Il va ainsi dénicher et s’efforcer de combattre le fléau de la syphilis, « l’éruption étoilée » comme on l’appelle alors en raison de son symptôme dermatologique le plus spectaculaire, un rhizome de vaisseaux sanguins en étoile. Fléau qui alors passe encore inaperçu dans les campagnes reculées de Russie, qui rend fou et tue sans que les victimes et leur famille ne sachent pourquoi. Et évidemment, cette ignorance facilite et multiplie la contagion.
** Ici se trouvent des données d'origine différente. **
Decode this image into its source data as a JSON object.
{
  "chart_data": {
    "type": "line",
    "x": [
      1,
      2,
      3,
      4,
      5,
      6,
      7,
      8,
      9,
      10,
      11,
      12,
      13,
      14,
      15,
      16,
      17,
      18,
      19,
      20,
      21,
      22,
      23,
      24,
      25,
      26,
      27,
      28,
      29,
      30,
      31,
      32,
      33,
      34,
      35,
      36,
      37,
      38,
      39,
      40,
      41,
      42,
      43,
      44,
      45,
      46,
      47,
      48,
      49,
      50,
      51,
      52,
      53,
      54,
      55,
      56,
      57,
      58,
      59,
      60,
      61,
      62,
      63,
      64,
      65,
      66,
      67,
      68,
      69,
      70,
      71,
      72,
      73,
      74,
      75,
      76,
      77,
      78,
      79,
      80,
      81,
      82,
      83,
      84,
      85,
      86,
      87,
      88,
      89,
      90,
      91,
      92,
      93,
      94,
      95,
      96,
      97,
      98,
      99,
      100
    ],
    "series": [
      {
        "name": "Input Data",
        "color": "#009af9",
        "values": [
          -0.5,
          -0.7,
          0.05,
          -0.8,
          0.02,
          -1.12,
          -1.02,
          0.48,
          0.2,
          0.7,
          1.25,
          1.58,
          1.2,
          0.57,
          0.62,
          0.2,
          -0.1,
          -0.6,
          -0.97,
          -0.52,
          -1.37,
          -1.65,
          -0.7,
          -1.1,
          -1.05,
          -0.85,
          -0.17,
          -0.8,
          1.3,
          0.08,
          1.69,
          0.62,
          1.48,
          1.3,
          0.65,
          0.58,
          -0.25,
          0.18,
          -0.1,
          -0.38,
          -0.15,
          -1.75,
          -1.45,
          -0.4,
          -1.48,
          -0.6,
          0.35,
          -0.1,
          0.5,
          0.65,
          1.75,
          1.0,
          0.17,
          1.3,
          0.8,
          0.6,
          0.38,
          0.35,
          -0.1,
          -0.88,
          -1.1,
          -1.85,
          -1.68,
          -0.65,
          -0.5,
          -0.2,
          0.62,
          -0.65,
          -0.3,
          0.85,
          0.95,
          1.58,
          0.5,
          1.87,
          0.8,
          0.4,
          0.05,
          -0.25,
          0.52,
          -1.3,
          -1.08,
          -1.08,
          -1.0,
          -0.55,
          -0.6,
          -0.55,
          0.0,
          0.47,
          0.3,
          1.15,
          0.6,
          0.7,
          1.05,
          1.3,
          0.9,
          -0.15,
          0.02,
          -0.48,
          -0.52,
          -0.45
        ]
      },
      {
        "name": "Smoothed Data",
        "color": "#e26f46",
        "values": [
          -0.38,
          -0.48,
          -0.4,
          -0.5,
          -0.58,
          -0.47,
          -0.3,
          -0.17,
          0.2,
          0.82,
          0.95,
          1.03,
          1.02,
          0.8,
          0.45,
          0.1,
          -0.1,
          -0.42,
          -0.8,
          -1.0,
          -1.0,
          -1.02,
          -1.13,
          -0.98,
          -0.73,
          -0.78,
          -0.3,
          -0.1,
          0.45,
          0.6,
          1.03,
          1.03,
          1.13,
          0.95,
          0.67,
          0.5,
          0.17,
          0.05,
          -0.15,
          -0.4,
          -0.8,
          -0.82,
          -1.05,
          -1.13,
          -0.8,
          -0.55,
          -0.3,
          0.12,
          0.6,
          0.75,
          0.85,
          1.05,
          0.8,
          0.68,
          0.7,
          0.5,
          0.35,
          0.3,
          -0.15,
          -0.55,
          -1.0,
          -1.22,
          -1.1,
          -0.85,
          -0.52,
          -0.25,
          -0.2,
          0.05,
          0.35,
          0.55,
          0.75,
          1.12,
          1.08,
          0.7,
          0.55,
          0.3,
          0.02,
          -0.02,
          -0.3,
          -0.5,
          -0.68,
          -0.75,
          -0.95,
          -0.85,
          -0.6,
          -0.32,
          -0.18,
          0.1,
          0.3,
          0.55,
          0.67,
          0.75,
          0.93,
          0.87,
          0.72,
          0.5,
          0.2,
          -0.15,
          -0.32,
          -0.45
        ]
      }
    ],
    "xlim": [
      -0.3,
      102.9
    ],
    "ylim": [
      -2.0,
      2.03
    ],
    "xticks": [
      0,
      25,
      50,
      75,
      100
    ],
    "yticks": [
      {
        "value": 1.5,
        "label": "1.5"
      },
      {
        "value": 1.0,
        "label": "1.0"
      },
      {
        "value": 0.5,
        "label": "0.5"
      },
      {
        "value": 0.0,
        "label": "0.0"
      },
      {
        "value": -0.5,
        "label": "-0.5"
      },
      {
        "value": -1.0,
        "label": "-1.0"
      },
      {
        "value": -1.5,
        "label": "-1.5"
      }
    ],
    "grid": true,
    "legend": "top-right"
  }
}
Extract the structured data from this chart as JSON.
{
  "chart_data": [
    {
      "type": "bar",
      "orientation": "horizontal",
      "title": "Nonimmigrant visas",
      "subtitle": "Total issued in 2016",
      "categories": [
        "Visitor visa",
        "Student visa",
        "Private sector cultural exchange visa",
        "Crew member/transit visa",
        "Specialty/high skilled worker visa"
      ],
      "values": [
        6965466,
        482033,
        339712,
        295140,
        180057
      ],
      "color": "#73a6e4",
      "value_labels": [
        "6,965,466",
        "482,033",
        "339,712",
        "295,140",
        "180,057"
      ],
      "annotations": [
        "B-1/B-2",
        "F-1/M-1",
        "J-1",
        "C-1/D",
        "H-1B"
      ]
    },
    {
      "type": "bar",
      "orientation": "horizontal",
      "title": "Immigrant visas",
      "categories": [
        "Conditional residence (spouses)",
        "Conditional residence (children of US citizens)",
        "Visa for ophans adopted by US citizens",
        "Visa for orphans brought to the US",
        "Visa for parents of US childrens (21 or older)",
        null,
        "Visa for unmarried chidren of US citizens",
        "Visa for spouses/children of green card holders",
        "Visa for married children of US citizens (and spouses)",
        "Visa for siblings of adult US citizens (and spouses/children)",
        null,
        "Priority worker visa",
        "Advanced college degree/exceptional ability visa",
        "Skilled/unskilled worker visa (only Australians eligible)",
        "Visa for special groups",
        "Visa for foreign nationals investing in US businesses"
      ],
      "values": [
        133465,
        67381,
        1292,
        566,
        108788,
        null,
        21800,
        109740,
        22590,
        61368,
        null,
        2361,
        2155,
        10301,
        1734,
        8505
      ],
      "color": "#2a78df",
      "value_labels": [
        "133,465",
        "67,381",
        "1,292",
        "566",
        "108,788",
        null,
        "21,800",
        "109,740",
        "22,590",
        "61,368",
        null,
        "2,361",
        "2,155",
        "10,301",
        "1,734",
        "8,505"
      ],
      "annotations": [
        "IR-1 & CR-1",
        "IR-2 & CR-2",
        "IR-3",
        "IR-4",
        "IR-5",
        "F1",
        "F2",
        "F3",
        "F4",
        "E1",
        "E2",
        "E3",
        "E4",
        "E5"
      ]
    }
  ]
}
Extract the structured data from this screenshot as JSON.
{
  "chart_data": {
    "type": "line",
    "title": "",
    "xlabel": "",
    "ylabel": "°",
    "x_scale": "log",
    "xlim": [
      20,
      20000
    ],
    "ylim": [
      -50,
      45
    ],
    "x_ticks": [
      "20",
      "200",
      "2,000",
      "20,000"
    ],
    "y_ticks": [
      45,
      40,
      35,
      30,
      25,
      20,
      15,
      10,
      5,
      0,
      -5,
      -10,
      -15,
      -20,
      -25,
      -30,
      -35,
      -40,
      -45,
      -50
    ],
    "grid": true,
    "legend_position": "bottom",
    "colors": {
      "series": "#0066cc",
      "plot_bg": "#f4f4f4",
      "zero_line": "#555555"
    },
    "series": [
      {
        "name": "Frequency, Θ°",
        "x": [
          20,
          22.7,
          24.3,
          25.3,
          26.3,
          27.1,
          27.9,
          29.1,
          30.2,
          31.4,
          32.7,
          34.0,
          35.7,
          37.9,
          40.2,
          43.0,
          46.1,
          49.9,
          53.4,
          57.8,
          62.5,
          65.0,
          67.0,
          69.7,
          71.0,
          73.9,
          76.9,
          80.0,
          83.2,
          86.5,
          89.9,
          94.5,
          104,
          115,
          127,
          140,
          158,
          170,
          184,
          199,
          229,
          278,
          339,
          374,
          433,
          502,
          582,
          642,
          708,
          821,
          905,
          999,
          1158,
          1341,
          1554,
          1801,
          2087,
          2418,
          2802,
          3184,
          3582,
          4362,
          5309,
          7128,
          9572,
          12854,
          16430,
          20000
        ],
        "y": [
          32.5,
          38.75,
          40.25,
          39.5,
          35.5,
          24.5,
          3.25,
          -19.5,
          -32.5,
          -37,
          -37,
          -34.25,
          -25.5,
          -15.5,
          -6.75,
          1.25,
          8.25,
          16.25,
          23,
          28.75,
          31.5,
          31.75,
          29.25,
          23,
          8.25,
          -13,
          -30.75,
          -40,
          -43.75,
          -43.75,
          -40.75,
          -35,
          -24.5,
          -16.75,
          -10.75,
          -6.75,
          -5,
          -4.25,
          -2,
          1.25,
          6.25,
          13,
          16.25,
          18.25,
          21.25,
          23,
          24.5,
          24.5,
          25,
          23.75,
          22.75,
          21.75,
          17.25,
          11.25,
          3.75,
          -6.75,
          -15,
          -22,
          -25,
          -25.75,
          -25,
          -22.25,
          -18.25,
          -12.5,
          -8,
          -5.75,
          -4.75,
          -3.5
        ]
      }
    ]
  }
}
Terrifiant constat.
« – Ça veut dire… proférais-je dans l’ombre en m’adressant à moi-même autant qu’à la souris qui pendant ce temps grignotait les vieilles reliures de livres sur les étagères de l’armoire… ça veut dire qu’on ne possède ici aucune notion sur la syphilis et que ce chancre n’épouvante personne. Oui, messieurs. Ensuite le chancre vieillit et se résorbe. Il ne reste qu’une cicatrice… C’est ça, c’est bien ça, et c’est tout ? Non, ce n’est pas tout ! Bientôt la phase secondaire se développe, violemment avec ça ! Quand la gorge lui fait mal et que des papules suintantes lui fleurissent sur tout le corps, alors Sémion Khotov, trente-deux ans, s’en va à l’hôpital, et on lui donne de la pommade grise… Eh oui !… ».
Héros discret, comme des millions de Russes en ces temps reculés et, Mikhaïl Boulgakov fait ses armes de médecin mais, pour nous, surtout d’écrivain, découvrant la matière même de son génie littéraire : une écriture qui se nourrit de ses racines russes et qui le mènera à développer une œuvre majeure sans jamais dévier d’un pouce sous les pressions idéologiques qu’il tiendra toujours à distance.
Dans les courts textes qui suivent, il faut noter le remarquable Morphine, qui est l’un des plus beaux textes jamais écrits sur l’addiction à la fée morphique et à ses ravages.